In the wild, dominant herd stallions chase colts away, preventing them from covering their mothers and sisters. The displaced colts typically form loose bachelor herds with other young colts, where they learn how to fight, play and develop into powerful young stallions.
The stiff competition between wild stallions limits the mating opportunities available to the young colts; most wild colts only sire foals after their third year.
The horse world is inundated with unwanted poorly bred horses, and thus most breeders prefer to wait until a stallion has proven himself as a competition horse before using him to breed to their mares.
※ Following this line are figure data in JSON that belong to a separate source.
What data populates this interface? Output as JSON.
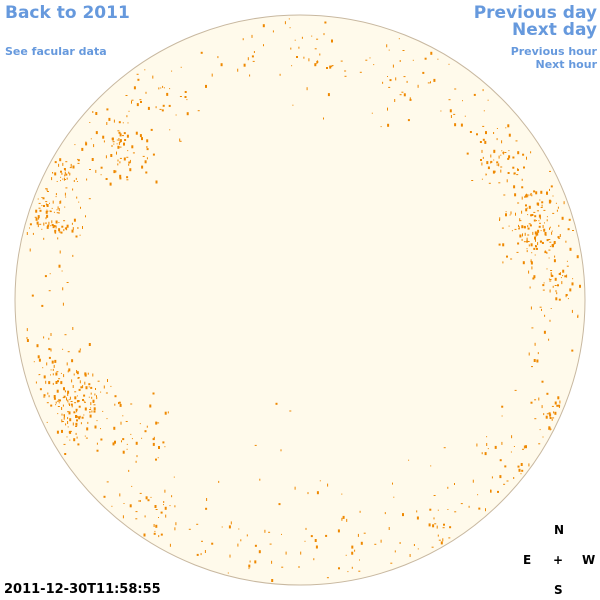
{
  "nav": {
    "back_label": "Back to 2011",
    "facular_label": "See facular data",
    "prev_day_label": "Previous day",
    "next_day_label": "Next day",
    "prev_hour_label": "Previous hour",
    "next_hour_label": "Next hour"
  },
  "compass": {
    "north": "N",
    "south": "S",
    "east": "E",
    "west": "W",
    "center": "+"
  },
  "timestamp": "2011-12-30T11:58:55",
  "colors": {
    "link": "#6699dd",
    "disk_fill": "#fffaeb",
    "disk_stroke": "#c8b8a0",
    "facula": "#ee8800"
  }
}
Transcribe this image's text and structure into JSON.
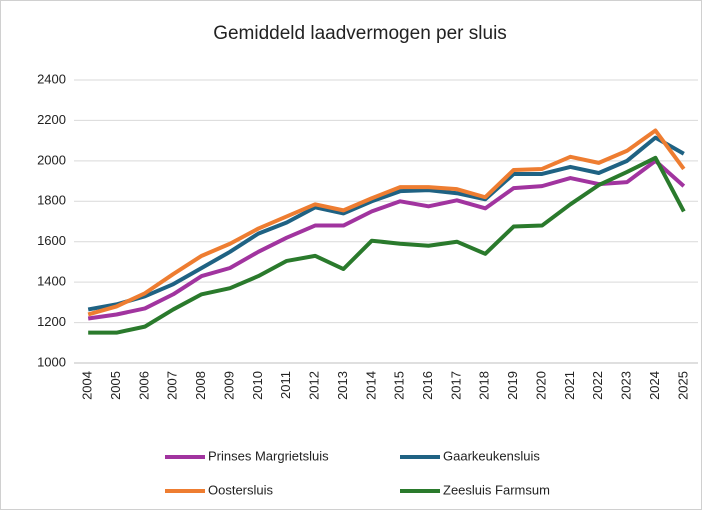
{
  "chart_data": {
    "type": "line",
    "title": "Gemiddeld laadvermogen per sluis",
    "categories": [
      "2004",
      "2005",
      "2006",
      "2007",
      "2008",
      "2009",
      "2010",
      "2011",
      "2012",
      "2013",
      "2014",
      "2015",
      "2016",
      "2017",
      "2018",
      "2019",
      "2020",
      "2021",
      "2022",
      "2023",
      "2024",
      "2025"
    ],
    "series": [
      {
        "name": "Prinses Margrietsluis",
        "color": "#a1349f",
        "values": [
          1220,
          1240,
          1270,
          1340,
          1430,
          1470,
          1550,
          1620,
          1680,
          1680,
          1750,
          1800,
          1775,
          1805,
          1765,
          1865,
          1875,
          1915,
          1885,
          1895,
          2000,
          1875
        ]
      },
      {
        "name": "Gaarkeukensluis",
        "color": "#1f6283",
        "values": [
          1265,
          1290,
          1330,
          1390,
          1470,
          1550,
          1640,
          1695,
          1770,
          1740,
          1800,
          1850,
          1855,
          1840,
          1810,
          1935,
          1935,
          1970,
          1940,
          2000,
          2115,
          2035
        ]
      },
      {
        "name": "Oostersluis",
        "color": "#ee7d31",
        "values": [
          1240,
          1280,
          1345,
          1440,
          1530,
          1590,
          1665,
          1725,
          1785,
          1755,
          1815,
          1870,
          1870,
          1860,
          1820,
          1955,
          1960,
          2020,
          1990,
          2050,
          2150,
          1960
        ]
      },
      {
        "name": "Zeesluis Farmsum",
        "color": "#2a7a2c",
        "values": [
          1150,
          1150,
          1180,
          1265,
          1340,
          1370,
          1430,
          1505,
          1530,
          1465,
          1605,
          1590,
          1580,
          1600,
          1540,
          1675,
          1680,
          1785,
          1880,
          1945,
          2015,
          1750
        ]
      }
    ],
    "ylim": [
      1000,
      2400
    ],
    "yticks": [
      1000,
      1200,
      1400,
      1600,
      1800,
      2000,
      2200,
      2400
    ],
    "grid": true,
    "legend": "bottom"
  }
}
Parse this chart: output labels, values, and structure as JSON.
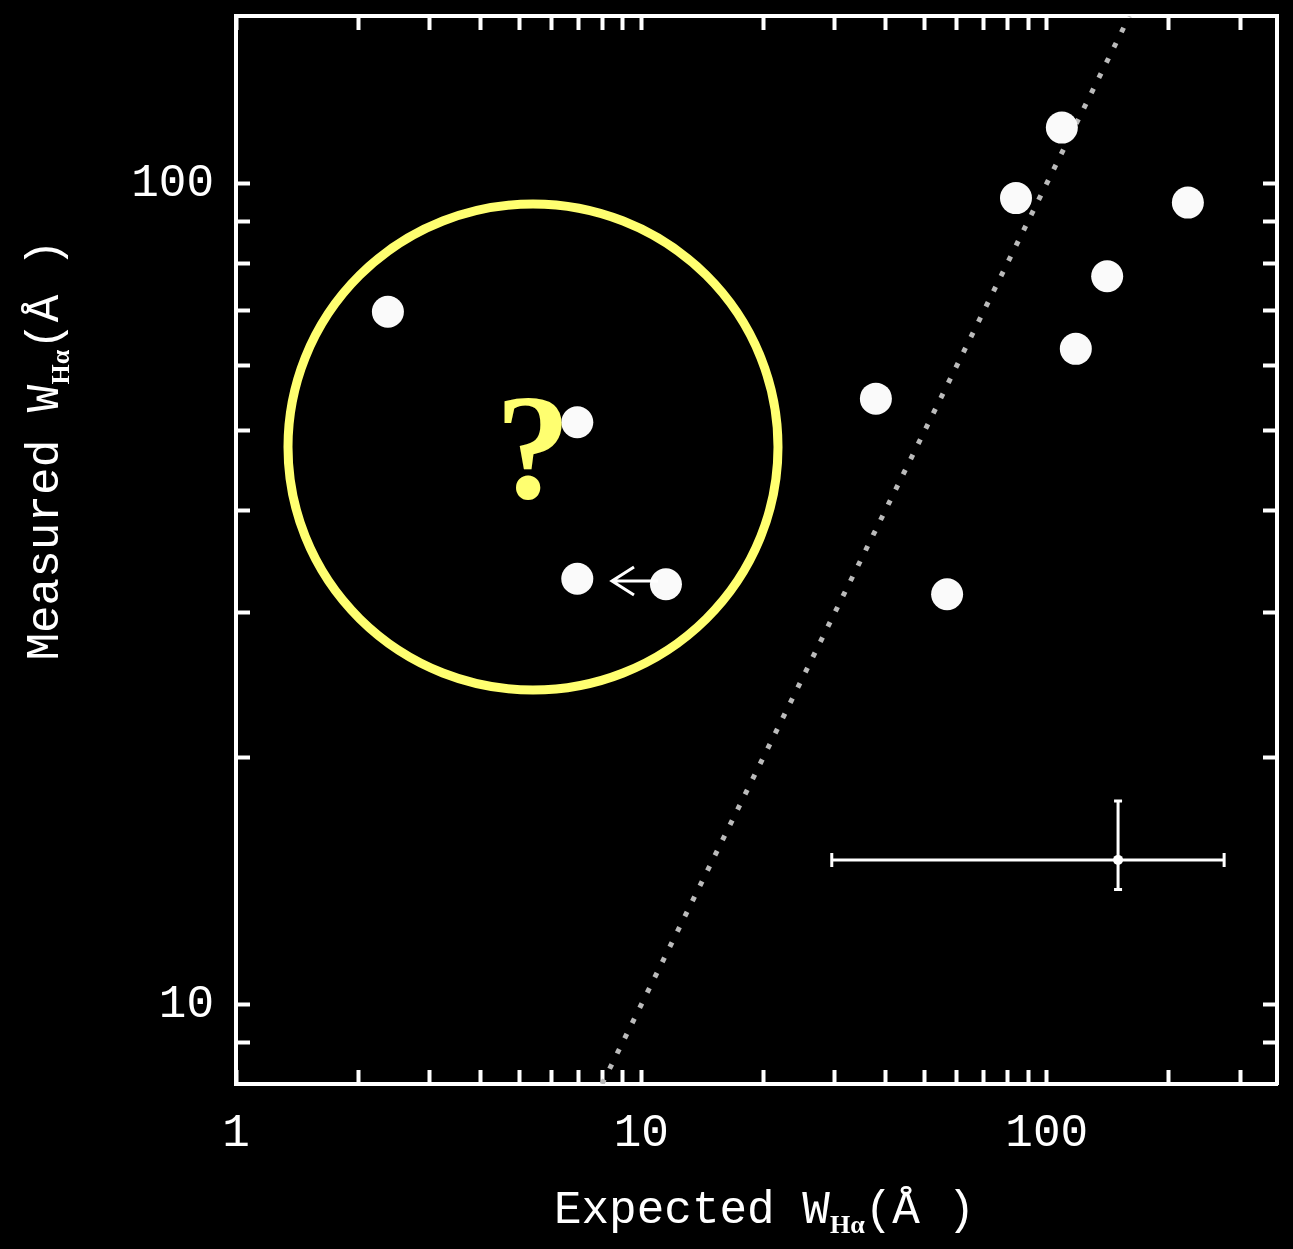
{
  "chart_data": {
    "type": "scatter",
    "xlabel": "Expected W$_{Hα}$(Å )",
    "ylabel": "Measured W$_{Hα}$(Å )",
    "log": "xy",
    "xlim": [
      1,
      370
    ],
    "ylim": [
      8,
      160
    ],
    "xticks": [
      1,
      {
        "value": 2,
        "label": null
      },
      {
        "value": 3,
        "label": null
      },
      {
        "value": 4,
        "label": null
      },
      {
        "value": 5,
        "label": null
      },
      {
        "value": 6,
        "label": null
      },
      {
        "value": 7,
        "label": null
      },
      {
        "value": 8,
        "label": null
      },
      {
        "value": 9,
        "label": null
      },
      10,
      {
        "value": 20,
        "label": null
      },
      {
        "value": 30,
        "label": null
      },
      {
        "value": 40,
        "label": null
      },
      {
        "value": 50,
        "label": null
      },
      {
        "value": 60,
        "label": null
      },
      {
        "value": 70,
        "label": null
      },
      {
        "value": 80,
        "label": null
      },
      {
        "value": 90,
        "label": null
      },
      100,
      {
        "value": 200,
        "label": null
      },
      {
        "value": 300,
        "label": null
      }
    ],
    "yticks": [
      {
        "value": 9,
        "label": null
      },
      10,
      {
        "value": 20,
        "label": null
      },
      {
        "value": 30,
        "label": null
      },
      {
        "value": 40,
        "label": null
      },
      {
        "value": 50,
        "label": null
      },
      {
        "value": 60,
        "label": null
      },
      {
        "value": 70,
        "label": null
      },
      {
        "value": 80,
        "label": null
      },
      {
        "value": 90,
        "label": null
      },
      100
    ],
    "legend": false,
    "annotations": [
      "?"
    ],
    "series": [
      {
        "type": "scatter",
        "color": "#fafafa",
        "marker": "circle",
        "x": [
          2.37,
          6.95,
          6.95,
          11.5,
          37.9,
          56.8,
          84,
          109,
          118,
          141,
          223
        ],
        "values": [
          69.8,
          51.2,
          33,
          32.5,
          54.7,
          31.6,
          96,
          117,
          62.9,
          77.1,
          94.8
        ]
      },
      {
        "type": "line",
        "color": "#bbbbbb",
        "marker": "none",
        "line_style": "dotted",
        "x": [
          8,
          160
        ],
        "values": [
          8,
          160
        ]
      },
      {
        "type": "scatter",
        "color": "#ffffff",
        "marker": "circle",
        "x": [
          150
        ],
        "values": [
          15
        ],
        "errors": [
          [
            13.8,
            17.7
          ]
        ],
        "xerrors": [
          [
            29.5,
            274
          ]
        ]
      }
    ]
  }
}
Horse mating in the wild and natural pasture mating is characterized by three distinct phases; courtship, copulation, and post-mating behaviors.
In-hand covering often has an abbreviated courtship phase, and horses are prevented from displaying ritual post-mating behaviors.
Artificial breeding lacks all three phases of natural mating as the semen collection occurs at a different time and place than mare insemination. With artificial breeding, the risk of injury is minimized as the mare and stallion do not come in contact with each other.